The Office of President and Cabinet (OPC) has moved so swiftly to invalidate results of interviews for Accounts Assistants to work in the Accountant General's Department. It has also dissolved the Appointments and Disciplinary Committee in the Department. This is a very bold step that governmnet has taken and I wish they could move even further to various departments that draw resources from tax payer funds.
This thing of recruiting your children, girlfriends, relatives, comrades and home boys has become so rampant in our public services. It appears to be the first qualification to get a public job followed by one's papers. I would rather let OPC take even more punitive steps and the rules of public service apply to curtail such a malpractice. The same applies applies to how people are promoted in the civil service. One can simmply attest to the high staff turnovers in the public service due to unfairness in the way staff are rewarded. All these cancers must be put to a stop if this country is going to move an inch forward. Such practices belong to the uncivilised and mediaval candevers and have no place in 21st Century Malawi.

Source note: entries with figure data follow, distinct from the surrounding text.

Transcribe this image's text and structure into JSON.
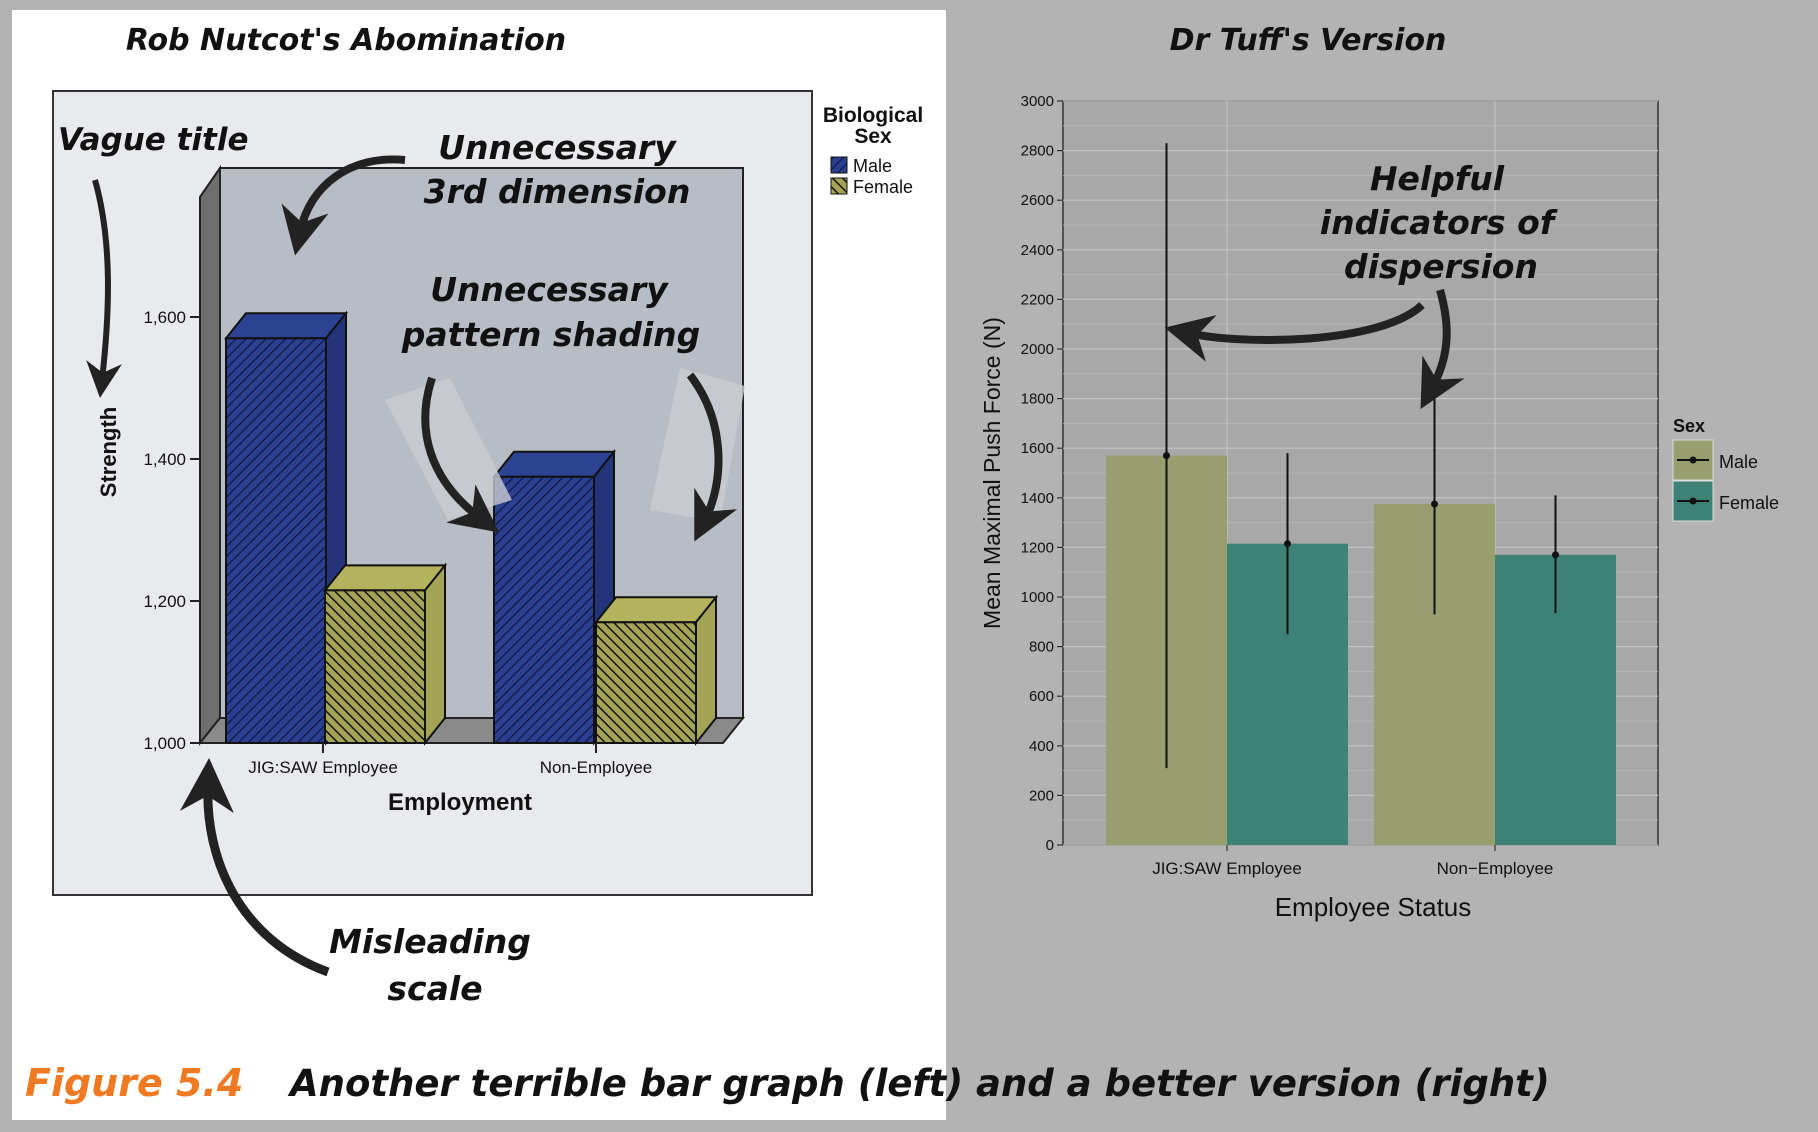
{
  "colors": {
    "page_bg": "#b3b3b3",
    "left_panel_bg": "#ffffff",
    "spss_frame_bg": "#e8eaee",
    "spss_wall": "#b8bcc4",
    "male_blue": "#2a3f8f",
    "female_olive": "#a4a456",
    "ggplot_male": "#989e6d",
    "ggplot_female": "#3e8276",
    "caption_orange": "#f07a22"
  },
  "left_panel": {
    "title": "Rob Nutcot's Abomination",
    "annotations": {
      "vague_title": "Vague title",
      "third_dimension": [
        "Unnecessary",
        "3rd dimension"
      ],
      "pattern_shading": [
        "Unnecessary",
        "pattern shading"
      ],
      "misleading_scale": [
        "Misleading",
        "scale"
      ]
    },
    "legend_title": [
      "Biological",
      "Sex"
    ]
  },
  "right_panel": {
    "title": "Dr Tuff's Version",
    "annotation": [
      "Helpful",
      "indicators of",
      "dispersion"
    ]
  },
  "chart_data": [
    {
      "type": "bar",
      "title": "",
      "style": "3d-pattern-shaded",
      "xlabel": "Employment",
      "ylabel": "Strength",
      "categories": [
        "JIG:SAW Employee",
        "Non-Employee"
      ],
      "ylim": [
        1000,
        1700
      ],
      "yticks": [
        1000,
        1200,
        1400,
        1600
      ],
      "ytick_labels": [
        "1,000",
        "1,200",
        "1,400",
        "1,600"
      ],
      "series": [
        {
          "name": "Male",
          "values": [
            1570,
            1375
          ]
        },
        {
          "name": "Female",
          "values": [
            1215,
            1170
          ]
        }
      ],
      "legend": {
        "title": "Biological Sex",
        "placement": "right"
      }
    },
    {
      "type": "bar",
      "title": "",
      "xlabel": "Employee Status",
      "ylabel": "Mean Maximal Push Force (N)",
      "categories": [
        "JIG:SAW Employee",
        "Non−Employee"
      ],
      "ylim": [
        0,
        3000
      ],
      "yticks": [
        0,
        200,
        400,
        600,
        800,
        1000,
        1200,
        1400,
        1600,
        1800,
        2000,
        2200,
        2400,
        2600,
        2800,
        3000
      ],
      "grid": true,
      "series": [
        {
          "name": "Male",
          "values": [
            1570,
            1375
          ],
          "error_low": [
            310,
            930
          ],
          "error_high": [
            2830,
            1825
          ]
        },
        {
          "name": "Female",
          "values": [
            1215,
            1170
          ],
          "error_low": [
            850,
            935
          ],
          "error_high": [
            1580,
            1410
          ]
        }
      ],
      "legend": {
        "title": "Sex",
        "placement": "right"
      }
    }
  ],
  "caption": {
    "label": "Figure 5.4",
    "text": "Another terrible bar graph (left) and a better version (right)"
  }
}
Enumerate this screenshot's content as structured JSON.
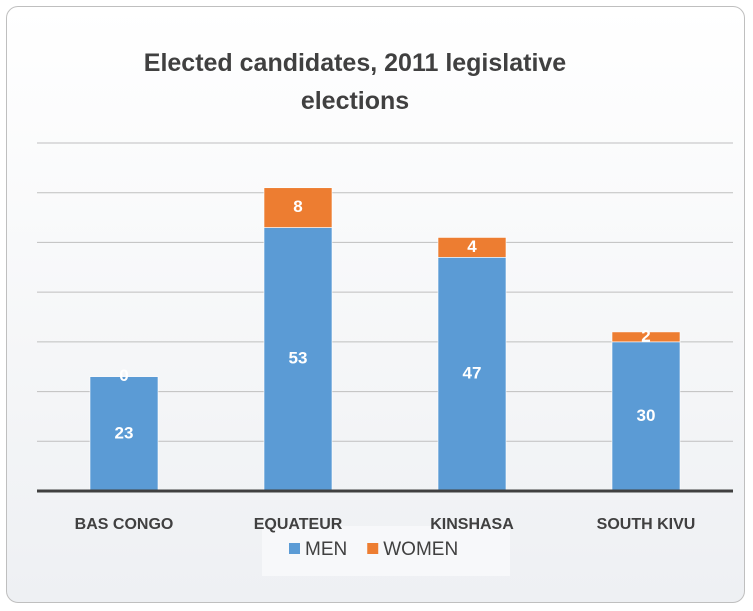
{
  "chart_data": {
    "type": "bar",
    "stacked": true,
    "title": "Elected candidates, 2011 legislative elections",
    "categories": [
      "BAS CONGO",
      "EQUATEUR",
      "KINSHASA",
      "SOUTH KIVU"
    ],
    "series": [
      {
        "name": "MEN",
        "color": "#5b9bd5",
        "values": [
          23,
          53,
          47,
          30
        ]
      },
      {
        "name": "WOMEN",
        "color": "#ed7d31",
        "values": [
          0,
          8,
          4,
          2
        ]
      }
    ],
    "ylim": [
      0,
      70
    ],
    "yticks": [
      0,
      10,
      20,
      30,
      40,
      50,
      60,
      70
    ],
    "grid": true,
    "legend": "bottom"
  }
}
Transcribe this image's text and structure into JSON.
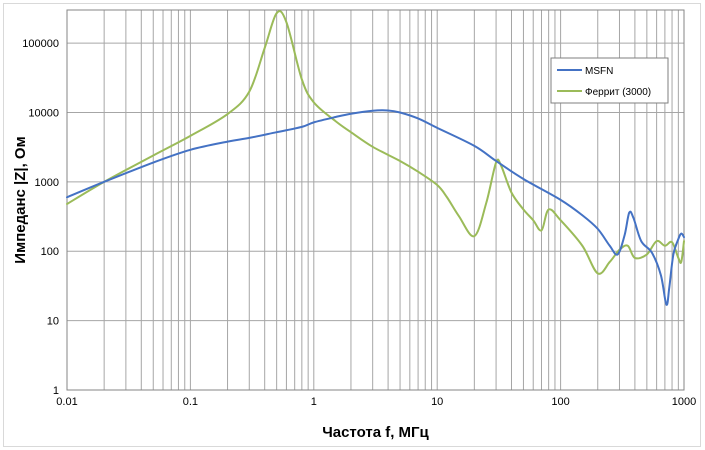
{
  "chart_data": {
    "type": "line",
    "title": "",
    "xlabel": "Частота f, МГц",
    "ylabel": "Импеданс |Z|, Ом",
    "x_scale": "log",
    "y_scale": "log",
    "xlim": [
      0.01,
      1000
    ],
    "ylim": [
      1,
      300000
    ],
    "x_ticks": [
      "0.01",
      "0.1",
      "1",
      "10",
      "100",
      "1000"
    ],
    "y_ticks": [
      "1",
      "10",
      "100",
      "1000",
      "10000",
      "100000"
    ],
    "grid": true,
    "legend_position": "top-right",
    "series": [
      {
        "name": "MSFN",
        "color": "#4472c4",
        "points": [
          [
            0.01,
            600
          ],
          [
            0.02,
            1000
          ],
          [
            0.05,
            1900
          ],
          [
            0.1,
            2900
          ],
          [
            0.2,
            3800
          ],
          [
            0.3,
            4300
          ],
          [
            0.5,
            5200
          ],
          [
            0.8,
            6200
          ],
          [
            1,
            7200
          ],
          [
            1.5,
            8600
          ],
          [
            2,
            9600
          ],
          [
            3,
            10600
          ],
          [
            4,
            10700
          ],
          [
            5,
            10000
          ],
          [
            7,
            8200
          ],
          [
            10,
            6000
          ],
          [
            20,
            3300
          ],
          [
            30,
            2000
          ],
          [
            50,
            1100
          ],
          [
            100,
            550
          ],
          [
            150,
            330
          ],
          [
            200,
            210
          ],
          [
            250,
            120
          ],
          [
            290,
            90
          ],
          [
            330,
            170
          ],
          [
            360,
            360
          ],
          [
            390,
            300
          ],
          [
            450,
            140
          ],
          [
            550,
            95
          ],
          [
            650,
            45
          ],
          [
            720,
            17
          ],
          [
            760,
            30
          ],
          [
            820,
            90
          ],
          [
            900,
            150
          ],
          [
            950,
            180
          ],
          [
            1000,
            160
          ]
        ]
      },
      {
        "name": "Феррит (3000)",
        "color": "#9bbb59",
        "points": [
          [
            0.01,
            480
          ],
          [
            0.02,
            1000
          ],
          [
            0.05,
            2400
          ],
          [
            0.1,
            4600
          ],
          [
            0.2,
            9500
          ],
          [
            0.3,
            20000
          ],
          [
            0.4,
            85000
          ],
          [
            0.5,
            270000
          ],
          [
            0.6,
            200000
          ],
          [
            0.8,
            30000
          ],
          [
            1,
            14000
          ],
          [
            1.5,
            7500
          ],
          [
            2,
            5200
          ],
          [
            3,
            3200
          ],
          [
            5,
            2000
          ],
          [
            7,
            1400
          ],
          [
            10,
            900
          ],
          [
            12,
            600
          ],
          [
            15,
            320
          ],
          [
            20,
            165
          ],
          [
            25,
            500
          ],
          [
            30,
            1900
          ],
          [
            33,
            1700
          ],
          [
            40,
            700
          ],
          [
            50,
            400
          ],
          [
            60,
            280
          ],
          [
            70,
            200
          ],
          [
            80,
            400
          ],
          [
            100,
            280
          ],
          [
            150,
            120
          ],
          [
            200,
            48
          ],
          [
            250,
            70
          ],
          [
            300,
            105
          ],
          [
            350,
            120
          ],
          [
            400,
            80
          ],
          [
            500,
            90
          ],
          [
            600,
            140
          ],
          [
            700,
            120
          ],
          [
            800,
            135
          ],
          [
            900,
            80
          ],
          [
            950,
            70
          ],
          [
            1000,
            140
          ]
        ]
      }
    ]
  }
}
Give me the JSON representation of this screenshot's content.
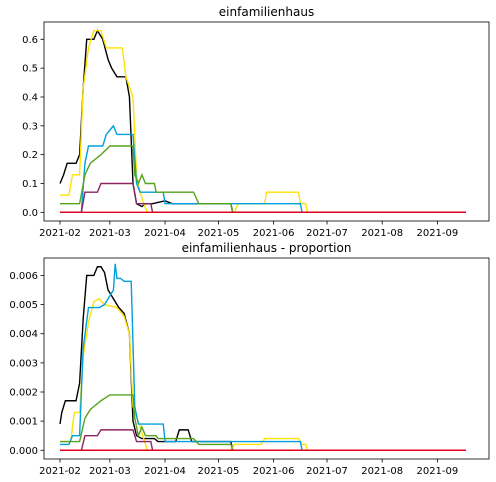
{
  "chart_data": [
    {
      "type": "line",
      "title": "einfamilienhaus",
      "xlabel": "",
      "ylabel": "",
      "xlim": [
        "2021-01-23",
        "2021-09-30"
      ],
      "ylim": [
        -0.03,
        0.66
      ],
      "yticks": [
        0.0,
        0.1,
        0.2,
        0.3,
        0.4,
        0.5,
        0.6
      ],
      "ytick_labels": [
        "0.0",
        "0.1",
        "0.2",
        "0.3",
        "0.4",
        "0.5",
        "0.6"
      ],
      "xticks": [
        "2021-02-01",
        "2021-03-01",
        "2021-04-01",
        "2021-05-01",
        "2021-06-01",
        "2021-07-01",
        "2021-08-01",
        "2021-09-01"
      ],
      "xtick_labels": [
        "2021-02",
        "2021-03",
        "2021-04",
        "2021-05",
        "2021-06",
        "2021-07",
        "2021-08",
        "2021-09"
      ],
      "grid": false,
      "legend": "none",
      "series": [
        {
          "color": "#000000",
          "points": [
            [
              "2021-02-01",
              0.1
            ],
            [
              "2021-02-03",
              0.13
            ],
            [
              "2021-02-05",
              0.17
            ],
            [
              "2021-02-10",
              0.17
            ],
            [
              "2021-02-12",
              0.2
            ],
            [
              "2021-02-14",
              0.43
            ],
            [
              "2021-02-16",
              0.6
            ],
            [
              "2021-02-20",
              0.6
            ],
            [
              "2021-02-22",
              0.63
            ],
            [
              "2021-02-25",
              0.6
            ],
            [
              "2021-02-28",
              0.53
            ],
            [
              "2021-03-02",
              0.5
            ],
            [
              "2021-03-05",
              0.47
            ],
            [
              "2021-03-10",
              0.47
            ],
            [
              "2021-03-12",
              0.4
            ],
            [
              "2021-03-14",
              0.1
            ],
            [
              "2021-03-16",
              0.03
            ],
            [
              "2021-03-19",
              0.02
            ],
            [
              "2021-03-21",
              0.03
            ],
            [
              "2021-03-25",
              0.03
            ],
            [
              "2021-04-01",
              0.04
            ],
            [
              "2021-04-05",
              0.03
            ],
            [
              "2021-05-08",
              0.03
            ],
            [
              "2021-05-09",
              0.0
            ],
            [
              "2021-09-17",
              0.0
            ]
          ]
        },
        {
          "color": "#ffe200",
          "points": [
            [
              "2021-02-01",
              0.06
            ],
            [
              "2021-02-06",
              0.06
            ],
            [
              "2021-02-08",
              0.13
            ],
            [
              "2021-02-12",
              0.13
            ],
            [
              "2021-02-14",
              0.43
            ],
            [
              "2021-02-17",
              0.57
            ],
            [
              "2021-02-20",
              0.63
            ],
            [
              "2021-02-24",
              0.63
            ],
            [
              "2021-02-27",
              0.57
            ],
            [
              "2021-03-08",
              0.57
            ],
            [
              "2021-03-10",
              0.47
            ],
            [
              "2021-03-14",
              0.4
            ],
            [
              "2021-03-16",
              0.13
            ],
            [
              "2021-03-18",
              0.07
            ],
            [
              "2021-03-20",
              0.03
            ],
            [
              "2021-03-22",
              0.0
            ],
            [
              "2021-05-10",
              0.0
            ],
            [
              "2021-05-12",
              0.03
            ],
            [
              "2021-05-27",
              0.03
            ],
            [
              "2021-05-28",
              0.07
            ],
            [
              "2021-06-15",
              0.07
            ],
            [
              "2021-06-16",
              0.03
            ],
            [
              "2021-06-19",
              0.03
            ],
            [
              "2021-06-20",
              0.0
            ],
            [
              "2021-09-17",
              0.0
            ]
          ]
        },
        {
          "color": "#009fde",
          "points": [
            [
              "2021-02-01",
              0.0
            ],
            [
              "2021-02-13",
              0.0
            ],
            [
              "2021-02-15",
              0.17
            ],
            [
              "2021-02-17",
              0.23
            ],
            [
              "2021-02-25",
              0.23
            ],
            [
              "2021-02-27",
              0.27
            ],
            [
              "2021-03-03",
              0.3
            ],
            [
              "2021-03-05",
              0.27
            ],
            [
              "2021-03-14",
              0.27
            ],
            [
              "2021-03-16",
              0.1
            ],
            [
              "2021-03-18",
              0.07
            ],
            [
              "2021-03-31",
              0.07
            ],
            [
              "2021-04-01",
              0.03
            ],
            [
              "2021-06-16",
              0.03
            ],
            [
              "2021-06-17",
              0.0
            ],
            [
              "2021-09-17",
              0.0
            ]
          ]
        },
        {
          "color": "#56a31e",
          "points": [
            [
              "2021-02-01",
              0.03
            ],
            [
              "2021-02-12",
              0.03
            ],
            [
              "2021-02-15",
              0.13
            ],
            [
              "2021-02-18",
              0.17
            ],
            [
              "2021-02-24",
              0.2
            ],
            [
              "2021-03-01",
              0.23
            ],
            [
              "2021-03-14",
              0.23
            ],
            [
              "2021-03-15",
              0.13
            ],
            [
              "2021-03-17",
              0.1
            ],
            [
              "2021-03-19",
              0.13
            ],
            [
              "2021-03-21",
              0.1
            ],
            [
              "2021-03-26",
              0.1
            ],
            [
              "2021-03-27",
              0.07
            ],
            [
              "2021-04-17",
              0.07
            ],
            [
              "2021-04-20",
              0.03
            ],
            [
              "2021-05-08",
              0.03
            ],
            [
              "2021-05-09",
              0.0
            ],
            [
              "2021-09-17",
              0.0
            ]
          ]
        },
        {
          "color": "#8e2463",
          "points": [
            [
              "2021-02-01",
              0.0
            ],
            [
              "2021-02-13",
              0.0
            ],
            [
              "2021-02-15",
              0.07
            ],
            [
              "2021-02-22",
              0.07
            ],
            [
              "2021-02-24",
              0.1
            ],
            [
              "2021-03-14",
              0.1
            ],
            [
              "2021-03-16",
              0.03
            ],
            [
              "2021-03-24",
              0.03
            ],
            [
              "2021-03-25",
              0.0
            ],
            [
              "2021-09-17",
              0.0
            ]
          ]
        },
        {
          "color": "#e3001b",
          "points": [
            [
              "2021-02-01",
              0.0
            ],
            [
              "2021-09-17",
              0.0
            ]
          ]
        }
      ]
    },
    {
      "type": "line",
      "title": "einfamilienhaus - proportion",
      "xlabel": "",
      "ylabel": "",
      "xlim": [
        "2021-01-23",
        "2021-09-30"
      ],
      "ylim": [
        -0.0003,
        0.0066
      ],
      "yticks": [
        0.0,
        0.001,
        0.002,
        0.003,
        0.004,
        0.005,
        0.006
      ],
      "ytick_labels": [
        "0.000",
        "0.001",
        "0.002",
        "0.003",
        "0.004",
        "0.005",
        "0.006"
      ],
      "xticks": [
        "2021-02-01",
        "2021-03-01",
        "2021-04-01",
        "2021-05-01",
        "2021-06-01",
        "2021-07-01",
        "2021-08-01",
        "2021-09-01"
      ],
      "xtick_labels": [
        "2021-02",
        "2021-03",
        "2021-04",
        "2021-05",
        "2021-06",
        "2021-07",
        "2021-08",
        "2021-09"
      ],
      "grid": false,
      "legend": "none",
      "series": [
        {
          "color": "#000000",
          "points": [
            [
              "2021-02-01",
              0.0009
            ],
            [
              "2021-02-02",
              0.0013
            ],
            [
              "2021-02-04",
              0.0017
            ],
            [
              "2021-02-10",
              0.0017
            ],
            [
              "2021-02-12",
              0.0023
            ],
            [
              "2021-02-14",
              0.0045
            ],
            [
              "2021-02-16",
              0.006
            ],
            [
              "2021-02-20",
              0.006
            ],
            [
              "2021-02-22",
              0.0063
            ],
            [
              "2021-02-24",
              0.0063
            ],
            [
              "2021-02-26",
              0.0061
            ],
            [
              "2021-02-28",
              0.0055
            ],
            [
              "2021-03-03",
              0.0052
            ],
            [
              "2021-03-06",
              0.0049
            ],
            [
              "2021-03-09",
              0.0047
            ],
            [
              "2021-03-12",
              0.004
            ],
            [
              "2021-03-14",
              0.001
            ],
            [
              "2021-03-16",
              0.0005
            ],
            [
              "2021-03-19",
              0.0004
            ],
            [
              "2021-03-26",
              0.0004
            ],
            [
              "2021-03-28",
              0.0003
            ],
            [
              "2021-04-07",
              0.0003
            ],
            [
              "2021-04-09",
              0.0007
            ],
            [
              "2021-04-14",
              0.0007
            ],
            [
              "2021-04-16",
              0.0003
            ],
            [
              "2021-05-08",
              0.0003
            ],
            [
              "2021-05-09",
              0.0
            ],
            [
              "2021-09-17",
              0.0
            ]
          ]
        },
        {
          "color": "#ffe200",
          "points": [
            [
              "2021-02-01",
              0.0003
            ],
            [
              "2021-02-07",
              0.0003
            ],
            [
              "2021-02-09",
              0.0013
            ],
            [
              "2021-02-12",
              0.0013
            ],
            [
              "2021-02-14",
              0.0032
            ],
            [
              "2021-02-17",
              0.0044
            ],
            [
              "2021-02-20",
              0.0051
            ],
            [
              "2021-02-23",
              0.0052
            ],
            [
              "2021-02-26",
              0.005
            ],
            [
              "2021-03-05",
              0.0049
            ],
            [
              "2021-03-09",
              0.0046
            ],
            [
              "2021-03-12",
              0.004
            ],
            [
              "2021-03-14",
              0.0015
            ],
            [
              "2021-03-18",
              0.0008
            ],
            [
              "2021-03-20",
              0.0004
            ],
            [
              "2021-03-22",
              0.0
            ],
            [
              "2021-05-08",
              0.0
            ],
            [
              "2021-05-10",
              0.0002
            ],
            [
              "2021-05-25",
              0.0002
            ],
            [
              "2021-05-27",
              0.0004
            ],
            [
              "2021-06-15",
              0.0004
            ],
            [
              "2021-06-17",
              0.0002
            ],
            [
              "2021-06-19",
              0.0002
            ],
            [
              "2021-06-20",
              0.0
            ],
            [
              "2021-09-17",
              0.0
            ]
          ]
        },
        {
          "color": "#009fde",
          "points": [
            [
              "2021-02-01",
              0.0002
            ],
            [
              "2021-02-06",
              0.0002
            ],
            [
              "2021-02-08",
              0.0005
            ],
            [
              "2021-02-12",
              0.0005
            ],
            [
              "2021-02-14",
              0.0035
            ],
            [
              "2021-02-17",
              0.0049
            ],
            [
              "2021-02-23",
              0.0049
            ],
            [
              "2021-02-26",
              0.005
            ],
            [
              "2021-03-03",
              0.0055
            ],
            [
              "2021-03-04",
              0.0064
            ],
            [
              "2021-03-05",
              0.0059
            ],
            [
              "2021-03-07",
              0.0059
            ],
            [
              "2021-03-09",
              0.0058
            ],
            [
              "2021-03-13",
              0.0058
            ],
            [
              "2021-03-15",
              0.0015
            ],
            [
              "2021-03-17",
              0.0009
            ],
            [
              "2021-03-31",
              0.0009
            ],
            [
              "2021-04-01",
              0.0003
            ],
            [
              "2021-06-16",
              0.0003
            ],
            [
              "2021-06-17",
              0.0
            ],
            [
              "2021-09-17",
              0.0
            ]
          ]
        },
        {
          "color": "#56a31e",
          "points": [
            [
              "2021-02-01",
              0.0003
            ],
            [
              "2021-02-12",
              0.0003
            ],
            [
              "2021-02-15",
              0.0011
            ],
            [
              "2021-02-18",
              0.0014
            ],
            [
              "2021-02-24",
              0.0017
            ],
            [
              "2021-03-01",
              0.0019
            ],
            [
              "2021-03-14",
              0.0019
            ],
            [
              "2021-03-15",
              0.0011
            ],
            [
              "2021-03-17",
              0.0005
            ],
            [
              "2021-03-19",
              0.0008
            ],
            [
              "2021-03-21",
              0.0005
            ],
            [
              "2021-03-27",
              0.0005
            ],
            [
              "2021-03-28",
              0.0004
            ],
            [
              "2021-04-17",
              0.0004
            ],
            [
              "2021-04-20",
              0.0002
            ],
            [
              "2021-05-08",
              0.0002
            ],
            [
              "2021-05-09",
              0.0
            ],
            [
              "2021-09-17",
              0.0
            ]
          ]
        },
        {
          "color": "#8e2463",
          "points": [
            [
              "2021-02-01",
              0.0
            ],
            [
              "2021-02-13",
              0.0
            ],
            [
              "2021-02-15",
              0.0005
            ],
            [
              "2021-02-22",
              0.0005
            ],
            [
              "2021-02-24",
              0.0007
            ],
            [
              "2021-03-14",
              0.0007
            ],
            [
              "2021-03-16",
              0.0003
            ],
            [
              "2021-03-24",
              0.0003
            ],
            [
              "2021-03-25",
              0.0
            ],
            [
              "2021-09-17",
              0.0
            ]
          ]
        },
        {
          "color": "#e3001b",
          "points": [
            [
              "2021-02-01",
              0.0
            ],
            [
              "2021-09-17",
              0.0
            ]
          ]
        }
      ]
    }
  ]
}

The main cost of nepotism in its various forms, is that it rewards mediocrity and condemns ability. It smacks unfairness because eligible Malawians are denied a job opportunity or a promotion because they dont have a relative or some other rousy connection in the system. The civil service is not a family business but for all of us as Malawians and no pig headed fool must think they own it. Rewarding mediocrity by recruting or giving favours to cronies affects productivity through staff morale, unquestioned absenteesim and more important depriving the public service of more qualified and technically sharp brains.
Just like the Daiy Times notes in its comment, organisations like the Police, Army and Prisons are family organisations. You would rarely get into these insitutions if a family member has never worked in them. This is what we must stop and it is happening in almost all civil service organisations. People manadated to do the recruitment have never declared interests. This must apply just as it does in the Public Finance Management Act and Procurement Laws. It must be halted.
As a country we need to move forward and become so open to talk about these malpractices. We need to blow whistles where ever we can. The main winner if such practices are put to a stop is a prosperous Malawi for our children and grand children as they will have the incentive to work hard in class.
This practice is also very rampant in the privatr sector and civil society organisations. The costs to our country are too great to be ignored.